Val has been the NEOSEC representative for two years. “With the event being hosted in Boston, I knew I wanted to be involved in the Summit Planning Committee. NEOSEC connects NU to other folks doing similar work in the region.” Val had attended a summit as a Northeastern graduate student. When her boss asked if she was interested in being the NEOSEC representative, she responded, “Yes, I would love to be involved!”
NEOSEC’s mission aligns with that of the NUMSC. “Our mission in the Outreach program is to connect resources of the center to the community, translate knowledge to meet societal needs, inspire interest in marine science careers, and promote environmental literacy. This is key to NEOSEC’s mission as well. Knowing about those other NEOSEC organizations is so valuable. Scientists can share knowledge.”

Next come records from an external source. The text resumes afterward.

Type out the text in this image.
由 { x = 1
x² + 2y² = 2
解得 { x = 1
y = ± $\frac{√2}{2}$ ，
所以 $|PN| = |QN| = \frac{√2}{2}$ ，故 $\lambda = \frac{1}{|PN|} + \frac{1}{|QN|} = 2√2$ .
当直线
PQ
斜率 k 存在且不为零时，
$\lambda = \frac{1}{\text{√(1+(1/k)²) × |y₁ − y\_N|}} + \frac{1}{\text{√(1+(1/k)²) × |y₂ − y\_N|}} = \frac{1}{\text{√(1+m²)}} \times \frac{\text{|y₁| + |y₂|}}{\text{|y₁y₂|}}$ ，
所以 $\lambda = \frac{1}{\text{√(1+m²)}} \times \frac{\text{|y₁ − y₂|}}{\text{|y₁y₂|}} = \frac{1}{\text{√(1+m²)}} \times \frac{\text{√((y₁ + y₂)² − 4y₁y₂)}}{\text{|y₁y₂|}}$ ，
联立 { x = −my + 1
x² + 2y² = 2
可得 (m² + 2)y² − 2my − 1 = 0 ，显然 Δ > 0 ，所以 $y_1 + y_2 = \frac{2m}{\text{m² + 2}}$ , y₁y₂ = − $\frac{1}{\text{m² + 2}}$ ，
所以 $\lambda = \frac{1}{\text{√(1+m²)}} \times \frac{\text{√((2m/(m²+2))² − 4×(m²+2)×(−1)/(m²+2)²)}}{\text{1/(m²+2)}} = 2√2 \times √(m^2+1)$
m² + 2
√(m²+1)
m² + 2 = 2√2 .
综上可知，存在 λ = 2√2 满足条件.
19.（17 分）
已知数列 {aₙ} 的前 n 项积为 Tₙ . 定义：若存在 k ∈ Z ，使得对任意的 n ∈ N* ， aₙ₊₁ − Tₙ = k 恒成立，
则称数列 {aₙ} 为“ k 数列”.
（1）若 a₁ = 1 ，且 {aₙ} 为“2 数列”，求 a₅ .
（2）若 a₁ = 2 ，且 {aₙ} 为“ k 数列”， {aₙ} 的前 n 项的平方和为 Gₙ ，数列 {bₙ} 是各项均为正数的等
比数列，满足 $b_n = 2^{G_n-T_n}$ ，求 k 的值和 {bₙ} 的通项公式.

Val has been part of NU MSC Outreach since her college days. “My background is marine science and research. I studied at Northeastern for both my bachelor’s and master’s. I did an internship with the MSC Outreach Program (through NU’s coop program.) It opened my eyes to being a science communicator and that really resonated with me. I stayed connected with the Outreach program since then. I’ve worked in all different roles at the Marine Science Center and it was field experiences in Nahant and elsewhere that showed me marine science is for me – nature as a classroom.”
Val is enthusiastic about marine education. We work with all ages. It’s what I love. You have to fine tune your communication skills, more complex with older students, and with younger students, show them how fun nature is. I particularly like helping kids who haven’t had this exposure before, such as recent immigrants who just moved here. It gives them a sense of place. You have to inspire appreciation first before you can expect them to preserve and protect the environment.”

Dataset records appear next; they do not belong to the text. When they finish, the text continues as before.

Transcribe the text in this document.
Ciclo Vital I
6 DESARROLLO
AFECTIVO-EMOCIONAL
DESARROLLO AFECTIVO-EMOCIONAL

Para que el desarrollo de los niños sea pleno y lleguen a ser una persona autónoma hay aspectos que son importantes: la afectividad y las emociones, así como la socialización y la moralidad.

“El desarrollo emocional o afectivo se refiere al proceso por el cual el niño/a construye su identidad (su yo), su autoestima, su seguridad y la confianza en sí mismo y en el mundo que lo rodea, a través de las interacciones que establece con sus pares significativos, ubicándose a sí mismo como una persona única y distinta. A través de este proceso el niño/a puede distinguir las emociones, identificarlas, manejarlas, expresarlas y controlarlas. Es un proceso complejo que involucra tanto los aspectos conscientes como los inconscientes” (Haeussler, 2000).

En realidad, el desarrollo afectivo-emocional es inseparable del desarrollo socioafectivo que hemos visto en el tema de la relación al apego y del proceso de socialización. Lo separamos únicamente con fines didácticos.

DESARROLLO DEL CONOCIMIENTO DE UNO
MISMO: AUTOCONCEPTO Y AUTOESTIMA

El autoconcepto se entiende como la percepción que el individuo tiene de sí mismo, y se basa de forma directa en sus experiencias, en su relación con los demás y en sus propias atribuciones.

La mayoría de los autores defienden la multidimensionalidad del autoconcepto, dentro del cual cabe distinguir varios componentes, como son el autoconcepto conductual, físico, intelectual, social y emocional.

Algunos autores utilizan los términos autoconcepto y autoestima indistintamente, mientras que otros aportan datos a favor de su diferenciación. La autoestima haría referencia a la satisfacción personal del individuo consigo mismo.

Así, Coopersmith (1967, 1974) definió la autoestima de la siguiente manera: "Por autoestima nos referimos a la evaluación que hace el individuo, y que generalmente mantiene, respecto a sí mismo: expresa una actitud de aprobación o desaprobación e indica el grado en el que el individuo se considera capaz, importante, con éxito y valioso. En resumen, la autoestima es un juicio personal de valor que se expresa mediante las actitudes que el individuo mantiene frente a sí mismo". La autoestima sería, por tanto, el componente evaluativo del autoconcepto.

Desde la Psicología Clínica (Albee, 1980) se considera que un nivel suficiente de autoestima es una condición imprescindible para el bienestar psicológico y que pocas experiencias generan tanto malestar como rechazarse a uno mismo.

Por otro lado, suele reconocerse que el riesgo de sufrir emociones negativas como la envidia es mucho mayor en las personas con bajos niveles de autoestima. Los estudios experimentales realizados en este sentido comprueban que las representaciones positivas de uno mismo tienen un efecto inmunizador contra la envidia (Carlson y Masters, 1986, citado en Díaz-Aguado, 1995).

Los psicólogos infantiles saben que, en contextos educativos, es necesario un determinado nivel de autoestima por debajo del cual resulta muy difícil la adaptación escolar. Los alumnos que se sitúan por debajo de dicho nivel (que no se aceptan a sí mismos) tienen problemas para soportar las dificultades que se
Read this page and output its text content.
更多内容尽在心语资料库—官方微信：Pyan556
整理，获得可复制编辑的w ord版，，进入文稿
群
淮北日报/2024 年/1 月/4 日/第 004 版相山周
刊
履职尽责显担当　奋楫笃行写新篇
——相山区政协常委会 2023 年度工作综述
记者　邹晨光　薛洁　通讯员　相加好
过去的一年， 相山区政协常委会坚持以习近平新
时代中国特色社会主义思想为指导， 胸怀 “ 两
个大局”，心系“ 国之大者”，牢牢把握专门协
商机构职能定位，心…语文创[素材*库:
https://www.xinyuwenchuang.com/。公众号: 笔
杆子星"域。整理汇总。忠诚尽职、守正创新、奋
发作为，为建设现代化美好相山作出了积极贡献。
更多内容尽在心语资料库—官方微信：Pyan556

Something Val is concerned with and thinks about a lot, is how to promote diversity and inclusion in the sciences. “What we are striving for but struggle to achieve is diversity and inclusion in this field. Especially at the graduate level and higher, the field is not very diverse. Our goal is to involve people from different backgrounds, cultures, and economically or otherwise disadvantaged groups, in order to achieve a broader perspective that will benefit the field. When we lead a school group in which a majority of students are non-white, it’s tough because the students might have a hard time seeing themselves in this career because of the lack of diversity in the educators and scientists. They think, ‘They don’t look like me.’ I want them to know this is attainable.”
Val was recently promoted from Outreach Educator to Outreach Program Coordinator. “My job involves less teaching now and more directing and overseeing the program. Our K-12 programs involve a lot of communication with staff, teachers, and scientists around both logistics and curricula/content. Another part of my job is identifying and applying for grants to support our programs, and especially to promote the involvement of economically or otherwise disadvantaged groups, and work towards improving that diversity and inclusion problem I mentioned earlier. In my new role, I also manage the Marketing and Communications for the Marine Science Center, and work with faculty to help them articulate the broader impacts of their research, which is important for obtaining research funding.”
In looking at her career, Val gets satisfaction from seeing the growth of others. “I’ve been on quite a journey, starting as intern and now as director. Under my guidance and the guidance of my supervisor, seeing the staff I supervise grow and develop, helping them access opportunities, is really powerful for me. I’m proud of the culture of the outreach program.”